Completed Research

Natalia SLS2 Suspension Concept

Principal investigators: 

Steve Hung and John Ziegert

Graduate students:

Evan Cogansperger, Emanuel Fadini and Jeff Reno

Sponsor:

DiMora Motorcar

Brief abstract: 

Suspension technology options are being assessed for the DiMora Motorcar Natalia SLS 2 sport luxury sedan. The Natalia’s operational envelope poses unique challenges as it must thrive in all passenger road vehicle environments, including those of inclement weather. Therefore, the suspension must be compatible with All-Wheel Drive (AWD) and have the ability to clear common road obstacles. It must also be controllable at very speeds higher than 240 mph, so body response to driver inputs and road excitations must be well controlled across an extraordinarily broad speed range. A unique design-driven requirement is the use of 275/40R24 tires.

Using numerous advanced digital design and verification processes researchers have focused on Natalia’s suspension concept in an effort that included benchmarking, architecture development and verification of applicability through multi-body modeling and simulation, system-level requirements propagation to components, and design and virtual verification of preliminary suspension components.  From preliminary DiMora Motorcar vehicle parameters and CAD for Natalia, researchers generated a solution that includes SLA architectures for front and rear suspensions, titanium control arms and wheel carriers, and combination air spring and damper units.
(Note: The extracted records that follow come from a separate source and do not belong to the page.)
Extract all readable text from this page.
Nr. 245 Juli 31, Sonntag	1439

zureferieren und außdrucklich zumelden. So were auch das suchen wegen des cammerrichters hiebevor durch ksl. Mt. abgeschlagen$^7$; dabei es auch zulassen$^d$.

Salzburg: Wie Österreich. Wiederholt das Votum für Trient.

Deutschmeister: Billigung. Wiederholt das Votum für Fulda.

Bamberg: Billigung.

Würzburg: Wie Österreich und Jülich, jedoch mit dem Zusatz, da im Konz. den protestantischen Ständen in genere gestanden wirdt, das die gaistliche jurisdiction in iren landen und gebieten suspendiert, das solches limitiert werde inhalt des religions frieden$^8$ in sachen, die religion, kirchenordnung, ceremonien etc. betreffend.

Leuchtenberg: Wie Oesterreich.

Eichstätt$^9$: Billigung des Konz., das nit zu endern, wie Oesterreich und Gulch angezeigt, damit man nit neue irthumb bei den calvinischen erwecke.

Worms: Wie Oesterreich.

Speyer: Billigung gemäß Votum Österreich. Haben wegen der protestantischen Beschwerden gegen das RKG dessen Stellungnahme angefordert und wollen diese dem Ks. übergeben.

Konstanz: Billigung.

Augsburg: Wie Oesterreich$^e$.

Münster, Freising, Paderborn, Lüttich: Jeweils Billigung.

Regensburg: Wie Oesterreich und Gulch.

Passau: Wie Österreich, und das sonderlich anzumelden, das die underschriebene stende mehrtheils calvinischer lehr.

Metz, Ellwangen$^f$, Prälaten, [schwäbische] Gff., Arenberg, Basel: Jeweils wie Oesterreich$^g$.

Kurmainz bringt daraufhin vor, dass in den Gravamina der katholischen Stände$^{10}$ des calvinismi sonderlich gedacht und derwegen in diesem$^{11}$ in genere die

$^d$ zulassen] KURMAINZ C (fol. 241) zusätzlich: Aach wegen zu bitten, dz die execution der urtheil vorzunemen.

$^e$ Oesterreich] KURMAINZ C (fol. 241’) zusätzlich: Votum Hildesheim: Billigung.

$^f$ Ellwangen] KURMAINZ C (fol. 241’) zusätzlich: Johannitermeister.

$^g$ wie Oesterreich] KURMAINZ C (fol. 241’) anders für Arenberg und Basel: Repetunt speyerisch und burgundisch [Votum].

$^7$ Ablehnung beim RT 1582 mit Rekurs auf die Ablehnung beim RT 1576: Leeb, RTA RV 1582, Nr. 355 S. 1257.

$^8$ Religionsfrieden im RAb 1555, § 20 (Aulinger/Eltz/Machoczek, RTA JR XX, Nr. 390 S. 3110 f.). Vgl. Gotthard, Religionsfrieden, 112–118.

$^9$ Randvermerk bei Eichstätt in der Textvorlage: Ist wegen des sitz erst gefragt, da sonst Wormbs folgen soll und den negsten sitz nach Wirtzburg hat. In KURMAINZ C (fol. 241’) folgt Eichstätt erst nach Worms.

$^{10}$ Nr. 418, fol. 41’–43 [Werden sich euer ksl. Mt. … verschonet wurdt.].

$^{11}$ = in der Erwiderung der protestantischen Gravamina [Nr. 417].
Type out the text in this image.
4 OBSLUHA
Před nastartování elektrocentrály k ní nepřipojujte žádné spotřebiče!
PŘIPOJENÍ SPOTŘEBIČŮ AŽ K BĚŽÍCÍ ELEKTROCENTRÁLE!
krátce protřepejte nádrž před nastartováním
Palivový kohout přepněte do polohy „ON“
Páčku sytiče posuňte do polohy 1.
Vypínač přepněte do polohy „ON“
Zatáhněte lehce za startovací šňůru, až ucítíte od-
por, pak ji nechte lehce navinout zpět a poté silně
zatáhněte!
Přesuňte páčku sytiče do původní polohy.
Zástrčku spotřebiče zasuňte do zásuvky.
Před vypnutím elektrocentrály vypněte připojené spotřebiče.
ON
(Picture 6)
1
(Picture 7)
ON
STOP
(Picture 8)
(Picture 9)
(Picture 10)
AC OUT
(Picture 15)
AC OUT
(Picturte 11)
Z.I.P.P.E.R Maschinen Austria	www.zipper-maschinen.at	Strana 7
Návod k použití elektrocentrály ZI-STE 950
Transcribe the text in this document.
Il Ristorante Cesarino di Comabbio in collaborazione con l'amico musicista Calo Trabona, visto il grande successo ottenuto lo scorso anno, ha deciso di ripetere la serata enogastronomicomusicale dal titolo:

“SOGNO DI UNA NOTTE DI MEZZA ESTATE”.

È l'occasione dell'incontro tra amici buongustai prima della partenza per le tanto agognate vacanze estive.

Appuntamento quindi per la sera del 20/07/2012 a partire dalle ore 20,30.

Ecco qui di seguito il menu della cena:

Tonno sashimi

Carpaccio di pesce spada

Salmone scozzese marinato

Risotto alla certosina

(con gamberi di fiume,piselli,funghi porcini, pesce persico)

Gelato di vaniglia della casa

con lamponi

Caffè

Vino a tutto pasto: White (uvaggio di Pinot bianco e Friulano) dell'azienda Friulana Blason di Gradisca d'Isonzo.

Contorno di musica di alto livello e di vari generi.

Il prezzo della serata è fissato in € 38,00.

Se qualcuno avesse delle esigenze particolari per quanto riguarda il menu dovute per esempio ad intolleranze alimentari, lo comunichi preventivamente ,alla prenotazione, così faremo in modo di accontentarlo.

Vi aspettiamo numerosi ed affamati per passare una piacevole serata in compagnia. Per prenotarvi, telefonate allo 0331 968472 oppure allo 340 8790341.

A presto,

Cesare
The concept design services the requirement for AWD, minimizes component masses and protects for the potential inclusion of Rear Wheel Steering, in case Natalia needs such to enhance directional stability at top speeds.

Preliminary results: 

At this point in vehicle development, the concept design will help DiMora Motorcar package other vehicle systems while working with the knowledge that the vehicle has package protection for a suspension that can yield the right levels of performance.